Roxane Googin - Global Investment Research

First of all, do you ever see OCZ or STEC in competitive situation?

David Flynn

Not really. In the enterprise space they don't have a solution for enterprise customers, and have never been there. In the hyperscales space, because those in the hyperscale world like to purchase consumer grade stuff and try to make it work within their environment to save every penny that they can.

There was in the past an interest in the price points that OCG talked about, more often than not though it did not work. It was not reliable enough to really go, but it did tend to frame some of the discussion and that has since evaded since it's clear that those business models were not sustainable.

Operator

We will take our last question from Bill Shope of Goldman Sachs.

Bill Shope - Goldman Sachs

Thanks for letting me have a second question.

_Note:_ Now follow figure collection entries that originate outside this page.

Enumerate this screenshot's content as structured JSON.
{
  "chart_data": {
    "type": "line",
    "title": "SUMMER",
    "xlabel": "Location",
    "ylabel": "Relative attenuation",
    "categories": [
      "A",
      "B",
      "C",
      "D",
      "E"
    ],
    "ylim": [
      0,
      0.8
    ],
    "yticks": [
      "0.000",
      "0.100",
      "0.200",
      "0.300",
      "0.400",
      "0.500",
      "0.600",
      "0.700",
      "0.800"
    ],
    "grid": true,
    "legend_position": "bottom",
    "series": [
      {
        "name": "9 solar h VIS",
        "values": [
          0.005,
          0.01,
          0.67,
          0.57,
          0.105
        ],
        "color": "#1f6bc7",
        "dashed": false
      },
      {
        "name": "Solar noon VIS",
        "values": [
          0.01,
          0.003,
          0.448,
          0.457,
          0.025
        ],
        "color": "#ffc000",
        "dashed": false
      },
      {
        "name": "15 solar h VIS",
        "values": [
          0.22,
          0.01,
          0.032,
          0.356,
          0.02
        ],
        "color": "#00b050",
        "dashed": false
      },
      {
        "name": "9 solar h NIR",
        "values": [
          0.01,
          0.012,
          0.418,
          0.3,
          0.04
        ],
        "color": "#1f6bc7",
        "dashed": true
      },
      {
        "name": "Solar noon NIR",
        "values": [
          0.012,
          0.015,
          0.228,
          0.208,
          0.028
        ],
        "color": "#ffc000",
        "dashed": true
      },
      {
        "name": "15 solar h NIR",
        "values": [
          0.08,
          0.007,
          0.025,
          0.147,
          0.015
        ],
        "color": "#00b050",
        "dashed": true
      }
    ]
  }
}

Just an extension of that prior question on dealing with end of quarter, spikes and what your capacity constraints, outside of just having a large amount of inventory to deal with that, is there a way for you guys to build more capacity at the end of the quarter, not necessary component capacity, but have an ability to do more direct ship custom build order, things of that nature?

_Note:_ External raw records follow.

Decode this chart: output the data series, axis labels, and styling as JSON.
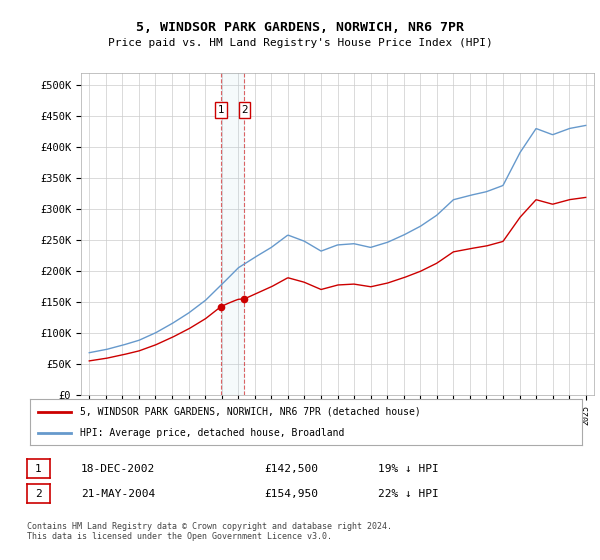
{
  "title": "5, WINDSOR PARK GARDENS, NORWICH, NR6 7PR",
  "subtitle": "Price paid vs. HM Land Registry's House Price Index (HPI)",
  "ylim": [
    0,
    520000
  ],
  "yticks": [
    0,
    50000,
    100000,
    150000,
    200000,
    250000,
    300000,
    350000,
    400000,
    450000,
    500000
  ],
  "ytick_labels": [
    "£0",
    "£50K",
    "£100K",
    "£150K",
    "£200K",
    "£250K",
    "£300K",
    "£350K",
    "£400K",
    "£450K",
    "£500K"
  ],
  "xlim": [
    1994.5,
    2025.5
  ],
  "sale1_date": 2002.96,
  "sale1_price": 142500,
  "sale1_label": "1",
  "sale2_date": 2004.38,
  "sale2_price": 154950,
  "sale2_label": "2",
  "legend_line1": "5, WINDSOR PARK GARDENS, NORWICH, NR6 7PR (detached house)",
  "legend_line2": "HPI: Average price, detached house, Broadland",
  "table_row1": [
    "1",
    "18-DEC-2002",
    "£142,500",
    "19% ↓ HPI"
  ],
  "table_row2": [
    "2",
    "21-MAY-2004",
    "£154,950",
    "22% ↓ HPI"
  ],
  "footer": "Contains HM Land Registry data © Crown copyright and database right 2024.\nThis data is licensed under the Open Government Licence v3.0.",
  "red_color": "#cc0000",
  "blue_color": "#6699cc",
  "background_color": "#ffffff",
  "grid_color": "#cccccc",
  "hpi_years": [
    1995,
    1996,
    1997,
    1998,
    1999,
    2000,
    2001,
    2002,
    2003,
    2004,
    2005,
    2006,
    2007,
    2008,
    2009,
    2010,
    2011,
    2012,
    2013,
    2014,
    2015,
    2016,
    2017,
    2018,
    2019,
    2020,
    2021,
    2022,
    2023,
    2024,
    2025
  ],
  "hpi_values": [
    68000,
    73000,
    80000,
    88000,
    100000,
    115000,
    132000,
    152000,
    178000,
    205000,
    222000,
    238000,
    258000,
    248000,
    232000,
    242000,
    244000,
    238000,
    246000,
    258000,
    272000,
    290000,
    315000,
    322000,
    328000,
    338000,
    390000,
    430000,
    420000,
    430000,
    435000
  ]
}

I don't know if it's hiring more folks, building all of your manufacturing footprint but are there ways to increase your capacity at the end of the quarter, so you don't get in these types of situation?

David Flynn

There are two things that we are doing specifically to aid this. One of them is to hub our product with our OEM partners. This is offering them a service where we can put more products on their premise without them having to take any risk with it.

And as a result of that, we get the benefit of better visibility into end-user customer demand, and shorten the time lag between when that demand arrives and when they can get product. That also makes us more intertwined with these systems vendor partners versus if they were to look at somebody else's flash parts.

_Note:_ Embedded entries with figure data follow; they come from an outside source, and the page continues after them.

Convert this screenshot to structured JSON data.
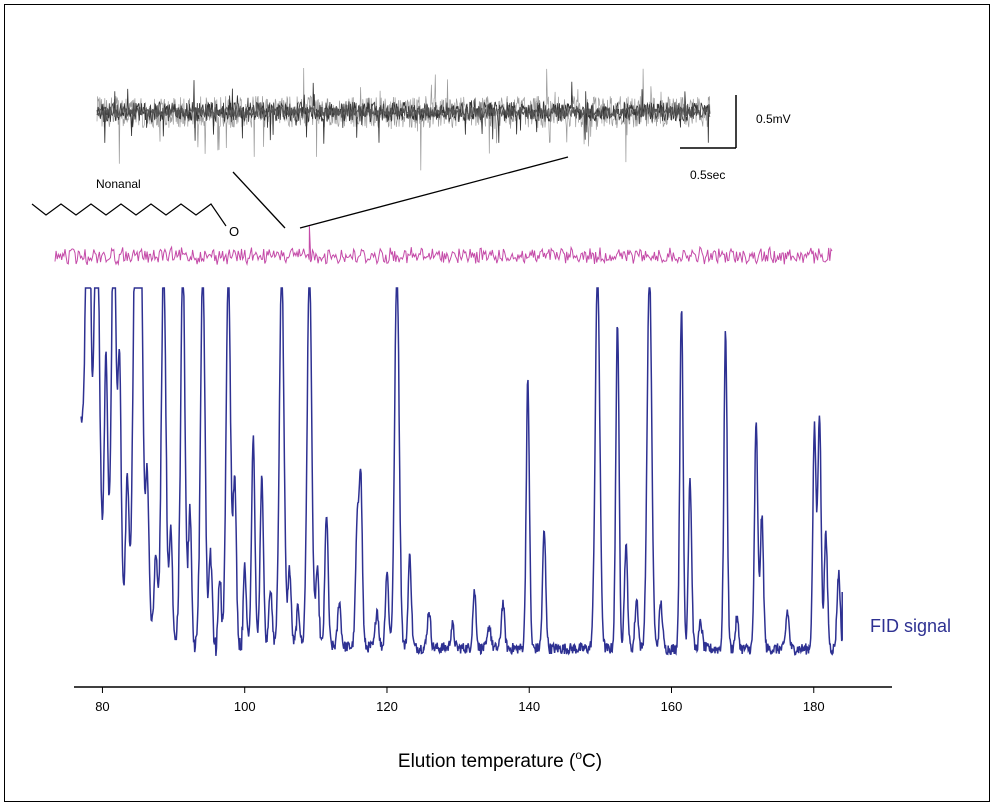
{
  "chart_data": [
    {
      "type": "line",
      "title": "",
      "xlabel": "Elution temperature (°C)",
      "xlabel_parts": {
        "text": "Elution temperature (",
        "sup": "o",
        "unit": "C)"
      },
      "ylabel": "",
      "xlim": [
        76,
        191
      ],
      "x_ticks": [
        80,
        100,
        120,
        140,
        160,
        180
      ],
      "grid": false,
      "series": [
        {
          "name": "FID signal",
          "color": "#2e3192",
          "baseline": 0.05,
          "peaks": [
            {
              "x": 78.0,
              "h": 1.0
            },
            {
              "x": 79.2,
              "h": 1.0
            },
            {
              "x": 80.5,
              "h": 0.55
            },
            {
              "x": 81.6,
              "h": 1.0
            },
            {
              "x": 82.4,
              "h": 0.6
            },
            {
              "x": 83.5,
              "h": 0.35
            },
            {
              "x": 84.6,
              "h": 1.0
            },
            {
              "x": 85.4,
              "h": 1.0
            },
            {
              "x": 86.3,
              "h": 0.4
            },
            {
              "x": 87.5,
              "h": 0.2
            },
            {
              "x": 88.6,
              "h": 1.0
            },
            {
              "x": 89.6,
              "h": 0.3
            },
            {
              "x": 91.3,
              "h": 1.0
            },
            {
              "x": 92.3,
              "h": 0.35
            },
            {
              "x": 94.1,
              "h": 1.0
            },
            {
              "x": 95.2,
              "h": 0.25
            },
            {
              "x": 96.5,
              "h": 0.18
            },
            {
              "x": 97.7,
              "h": 1.0
            },
            {
              "x": 98.6,
              "h": 0.45
            },
            {
              "x": 100.0,
              "h": 0.2
            },
            {
              "x": 101.2,
              "h": 0.55
            },
            {
              "x": 102.4,
              "h": 0.45
            },
            {
              "x": 103.6,
              "h": 0.15
            },
            {
              "x": 105.2,
              "h": 1.0
            },
            {
              "x": 106.3,
              "h": 0.2
            },
            {
              "x": 107.5,
              "h": 0.1
            },
            {
              "x": 109.1,
              "h": 1.0
            },
            {
              "x": 110.2,
              "h": 0.2
            },
            {
              "x": 111.5,
              "h": 0.35
            },
            {
              "x": 113.3,
              "h": 0.12
            },
            {
              "x": 115.8,
              "h": 0.3
            },
            {
              "x": 116.3,
              "h": 0.45
            },
            {
              "x": 118.6,
              "h": 0.1
            },
            {
              "x": 120.0,
              "h": 0.2
            },
            {
              "x": 121.4,
              "h": 1.0
            },
            {
              "x": 123.2,
              "h": 0.24
            },
            {
              "x": 125.9,
              "h": 0.1
            },
            {
              "x": 129.2,
              "h": 0.06
            },
            {
              "x": 132.3,
              "h": 0.15
            },
            {
              "x": 134.4,
              "h": 0.06
            },
            {
              "x": 136.3,
              "h": 0.12
            },
            {
              "x": 139.8,
              "h": 0.7
            },
            {
              "x": 142.1,
              "h": 0.31
            },
            {
              "x": 149.6,
              "h": 1.0
            },
            {
              "x": 152.4,
              "h": 0.86
            },
            {
              "x": 153.6,
              "h": 0.27
            },
            {
              "x": 155.1,
              "h": 0.13
            },
            {
              "x": 156.9,
              "h": 1.0
            },
            {
              "x": 158.5,
              "h": 0.12
            },
            {
              "x": 161.4,
              "h": 0.9
            },
            {
              "x": 162.6,
              "h": 0.45
            },
            {
              "x": 164.1,
              "h": 0.07
            },
            {
              "x": 167.6,
              "h": 0.83
            },
            {
              "x": 169.2,
              "h": 0.08
            },
            {
              "x": 171.9,
              "h": 0.59
            },
            {
              "x": 172.7,
              "h": 0.35
            },
            {
              "x": 176.3,
              "h": 0.1
            },
            {
              "x": 180.1,
              "h": 0.58
            },
            {
              "x": 180.8,
              "h": 0.62
            },
            {
              "x": 181.7,
              "h": 0.3
            },
            {
              "x": 183.5,
              "h": 0.2
            }
          ]
        },
        {
          "name": "",
          "color": "#c44aa8",
          "note_peak_x": 109.1
        }
      ]
    },
    {
      "type": "line",
      "title": "",
      "series": [
        {
          "name": "",
          "color": "#333333"
        }
      ],
      "scale_bar_voltage": "0.5mV",
      "scale_bar_time": "0.5sec"
    }
  ],
  "molecule": {
    "name": "Nonanal",
    "atom": "O"
  },
  "legend": {
    "fid_label": "FID signal"
  }
}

So that is one way is through a hubbing. Additionally, we are moving towards a turn key manufacturing to where our contract manufacturers can take our high volumes skews and produce them without us ever having to touch them. A key part of that has been building the testing framework, so that we can be satisfied with the quality.

So we have built the testing rigs that can go on the premise and go through and perform all of the final manufacturing acceptance tests. Every single product that goes through we gather a full set of database records on it and track those over its lifetime.

And so these information systems are all tied into it. So we're pretty excited about that because it's going to let us take the high volume skews and shift them to a touchless model and have the build to order stuff not interrupted by those volume skews.

Operator

And I would now like to turn it back to Nancy Fazioli for final comments.

Nancy Fazioli

Thank you, Operator. Regarding events for the quarter, please note that Dennis and Gary Orenstein, Senior Vice President, Products will be presenting at the Piper Jaffray TNT conference on Wednesday, November 7.

In addition, David and Dennis will present at the Credit Suisse Annual Technology conference on Tuesday, November 27. Each of these presentations will be webcast and available on the Investor Relations page of Fusion-io's website. Please contact the Investor Relations department with any follow-up questions from this call. You can reach us at ir@fusionio.com.

This concludes our call. Thank you for your participation and support, and good evening.

Operator

Thank you, ladies and gentlemen. This concludes today's conference. Thank you for participating. You may now disconnect.